In a sense this was my motivation behind the 31 Day Project and my invitation for readers to submit their blog tip posts. The result is quite spectacular with around 160 reader submissions already in addition to my own 45 or so ‘expert’ pieces.

About Darren Rowse
Darren Rowse is the founder and editor of ProBlogger Blog Tips and Digital Photography School. Learn more about him here and connect with him on Twitter, Facebook and LinkedIn.
  1. That’s what I and others like about problogger. You always seem to invite participation from readers, while still giving lots of answers and sharing the knowledge you have.

  2. BTW, speaking of interactive blogging. I wonder why a very often used feature of slashdot-styke websites (Nuke,..) is not anymore used in todays Blogs:

    the report/suggest an article Function.

    This feature where visitors can actually write some content which is quoted in a moderated article. I think this encourages more contributions from readers, and also makes the quoting/editor job much easier. Everybody who uses the function agrees on beeing cited.

    Unlike the comment function, this leads to new threads/posts, so the owner of the blog can not also get reactions to his blogs, but also can learn from community contribution.

    I often hesitated to suggest content for an article, mainly because the user interface makes the feedback hard, or I was in fear to not be cited properly. With a “suggest post” or “contribute note” or something like this, I can be sure I have links to myself, my source and be quoted at least partially verbatim.


  3. @GoneAway:

    There’s already such a button, and it’s 220×73 pixels, in the top left corner.
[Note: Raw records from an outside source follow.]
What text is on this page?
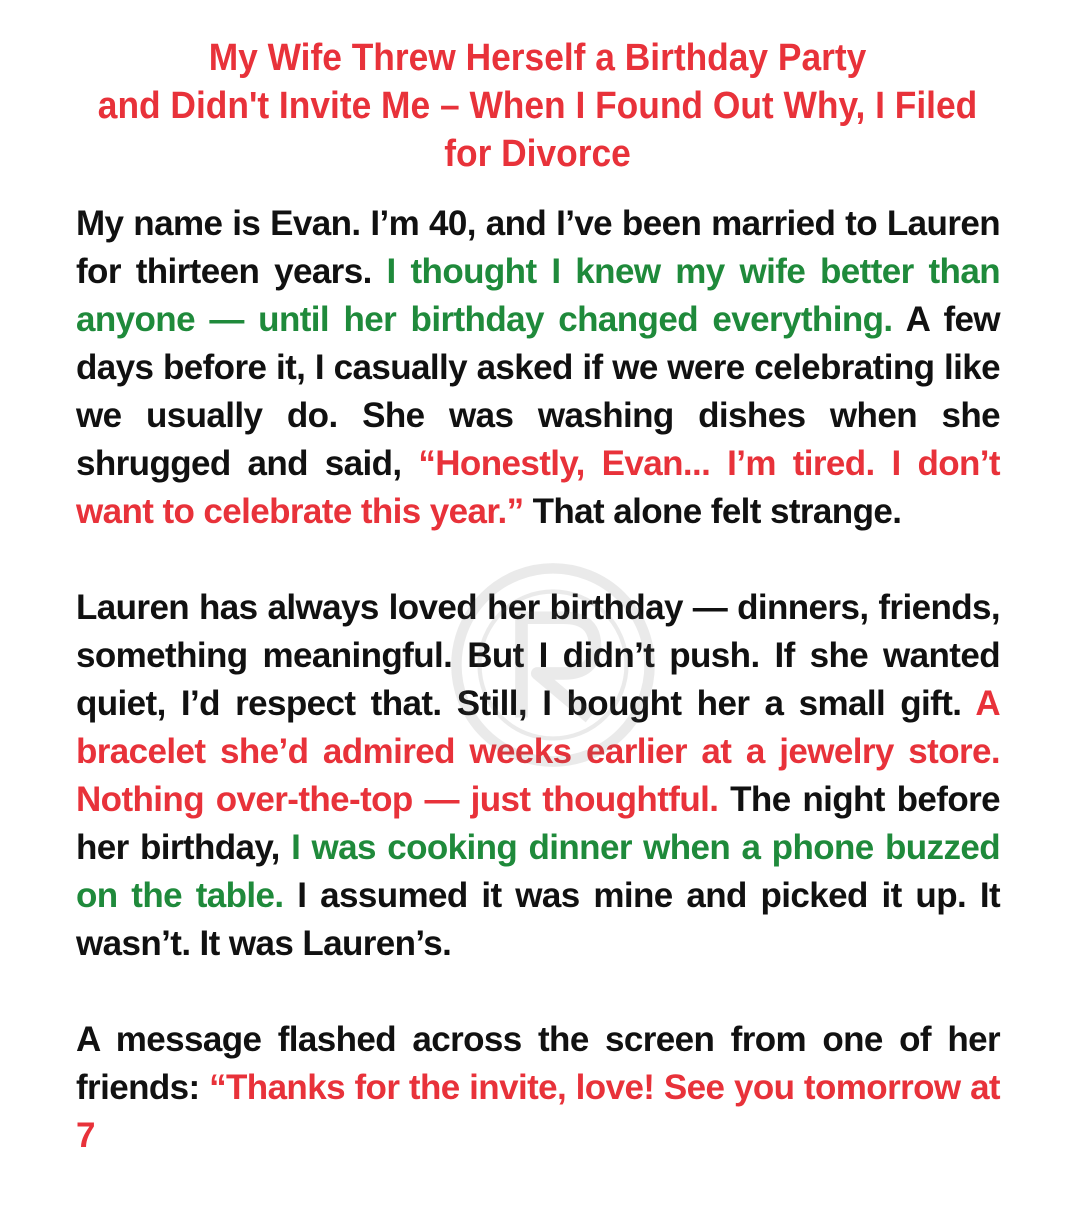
My Wife Threw Herself a Birthday Party
and Didn't Invite Me – When I Found Out Why, I Filed
for Divorce

My name is Evan. I’m 40, and I’ve been married to Lauren for thirteen years. I thought I knew my wife better than anyone — until her birthday changed everything. A few days before it, I casually asked if we were celebrating like we usually do. She was washing dishes when she shrugged and said, “Honestly, Evan... I’m tired. I don’t want to celebrate this year.” That alone felt strange.

Lauren has always loved her birthday — dinners, friends, something meaningful. But I didn’t push. If she wanted quiet, I’d respect that. Still, I bought her a small gift. A bracelet she’d admired weeks earlier at a jewelry store. Nothing over-the-top — just thoughtful. The night before her birthday, I was cooking dinner when a phone buzzed on the table. I assumed it was mine and picked it up. It wasn’t. It was Lauren’s.

A message flashed across the screen from one of her friends: “Thanks for the invite, love! See you tomorrow at 7
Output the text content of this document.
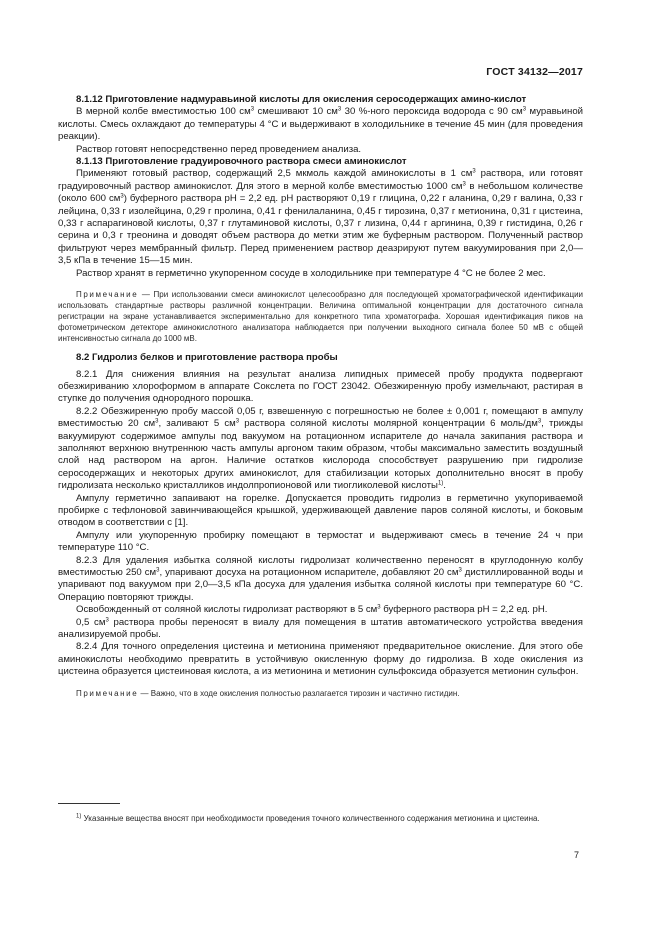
ГОСТ 34132—2017

8.1.12 Приготовление надмуравьиной кислоты для окисления серосодержащих амино-кислот

В мерной колбе вместимостью 100 $см^3$ смешивают 10 $см^3$ 30 %-ного пероксида водорода с 90 $см^3$ муравьиной кислоты. Смесь охлаждают до температуры 4 °С и выдерживают в холодильнике в течение 45 мин (для проведения реакции).

Раствор готовят непосредственно перед проведением анализа.

8.1.13 Приготовление градуировочного раствора смеси аминокислот

Применяют готовый раствор, содержащий 2,5 мкмоль каждой аминокислоты в 1 $см^3$ раствора, или готовят градуировочный раствор аминокислот. Для этого в мерной колбе вместимостью 1000 $см^3$ в небольшом количестве (около 600 $см^3$) буферного раствора pH = 2,2 ед. pH растворяют 0,19 г глицина, 0,22 г аланина, 0,29 г валина, 0,33 г лейцина, 0,33 г изолейцина, 0,29 г пролина, 0,41 г фенилаланина, 0,45 г тирозина, 0,37 г метионина, 0,31 г цистеина, 0,33 г аспарагиновой кислоты, 0,37 г глутаминовой кислоты, 0,37 г лизина, 0,44 г аргинина, 0,39 г гистидина, 0,26 г серина и 0,3 г треонина и доводят объем раствора до метки этим же буферным раствором. Полученный раствор фильтруют через мембранный фильтр. Перед применением раствор деазрируют путем вакуумирования при 2,0—3,5 кПа в течение 15—15 мин.

Раствор хранят в герметично укупоренном сосуде в холодильнике при температуре 4 °С не более 2 мес.

Примечание — При использовании смеси аминокислот целесообразно для последующей хроматографической идентификации использовать стандартные растворы различной концентрации. Величина оптимальной концентрации для достаточного сигнала регистрации на экране устанавливается экспериментально для конкретного типа хроматографа. Хорошая идентификация пиков на фотометрическом детекторе аминокислотного анализатора наблюдается при получении выходного сигнала более 50 мВ с общей интенсивностью сигнала до 1000 мВ.

8.2 Гидролиз белков и приготовление раствора пробы

8.2.1 Для снижения влияния на результат анализа липидных примесей пробу продукта подвергают обезжириванию хлороформом в аппарате Сокслета по ГОСТ 23042. Обезжиренную пробу измельчают, растирая в ступке до получения однородного порошка.

8.2.2 Обезжиренную пробу массой 0,05 г, взвешенную с погрешностью не более ± 0,001 г, помещают в ампулу вместимостью 20 $см^3$, заливают 5 $см^3$ раствора соляной кислоты молярной концентрации 6 моль/$дм^3$, трижды вакуумируют содержимое ампулы под вакуумом на ротационном испарителе до начала закипания раствора и заполняют верхнюю внутреннюю часть ампулы аргоном таким образом, чтобы максимально заместить воздушный слой над раствором на аргон. Наличие остатков кислорода способствует разрушению при гидролизе серосодержащих и некоторых других аминокислот, для стабилизации которых дополнительно вносят в пробу гидролизата несколько кристалликов индолпропионовой или тиогликолевой кислоты$^{1)}$.

Ампулу герметично запаивают на горелке. Допускается проводить гидролиз в герметично укупориваемой пробирке с тефлоновой завинчивающейся крышкой, удерживающей давление паров соляной кислоты, и боковым отводом в соответствии с [1].

Ампулу или укупоренную пробирку помещают в термостат и выдерживают смесь в течение 24 ч при температуре 110 °С.

8.2.3 Для удаления избытка соляной кислоты гидролизат количественно переносят в круглодонную колбу вместимостью 250 $см^3$, упаривают досуха на ротационном испарителе, добавляют 20 $см^3$ дистиллированной воды и упаривают под вакуумом при 2,0—3,5 кПа досуха для удаления избытка соляной кислоты при температуре 60 °С. Операцию повторяют трижды.

Освобожденный от соляной кислоты гидролизат растворяют в 5 $см^3$ буферного раствора pH = 2,2 ед. pH.

0,5 $см^3$ раствора пробы переносят в виалу для помещения в штатив автоматического устройства введения анализируемой пробы.

8.2.4 Для точного определения цистеина и метионина применяют предварительное окисление. Для этого обе аминокислоты необходимо превратить в устойчивую окисленную форму до гидролиза. В ходе окисления из цистеина образуется цистеиновая кислота, а из метионина и метионин сульфоксида образуется метионин сульфон.

Примечание — Важно, что в ходе окисления полностью разлагается тирозин и частично гистидин.

$^{1)}$ Указанные вещества вносят при необходимости проведения точного количественного содержания метионина и цистеина.
7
    If the admin turns it on, WordPress will allow anyone to register and submit draft articles. I set up a new blog this way and it is starting to get some interest.

  4. If you’re looking for a home button, just click on the Problogger logo. Its one of those unwritten standards that the logo takes you to the home page.

  5. *@IO Error*: ah good to know. I would prefer a registration-less version, however there are good and bad points about it.


  6. […] Interactive Blogging – While occasionally I come across a blogger that doesn’t want too much interaction with their readers I get a lot of questions from bloggers asking how to get MORE interaction – particularly around how to have a more interactive comments section. While a major impact upon comments is the number of visitors you have on your blog there are definitely strategies for getting more comments (also check out this post on The Secret to Interactive Blogging). The main tip I’d give on this is to be interactive with the readers you have. Start with what you’ve got and build from there rather than complaining about what you don’t yet have. […]

  7. I stopped all comments after getting so much spam…maybe I should turn it back on, but I hate having to delete 18 forex comments and 30 “wow, you should check out my site” comments everyday.

    I think wordpress has a tough time (at least 1.5) with deciding what is spam and what is genuine…

  8. These are great tips. I’m going to try to implement these tips on my blog!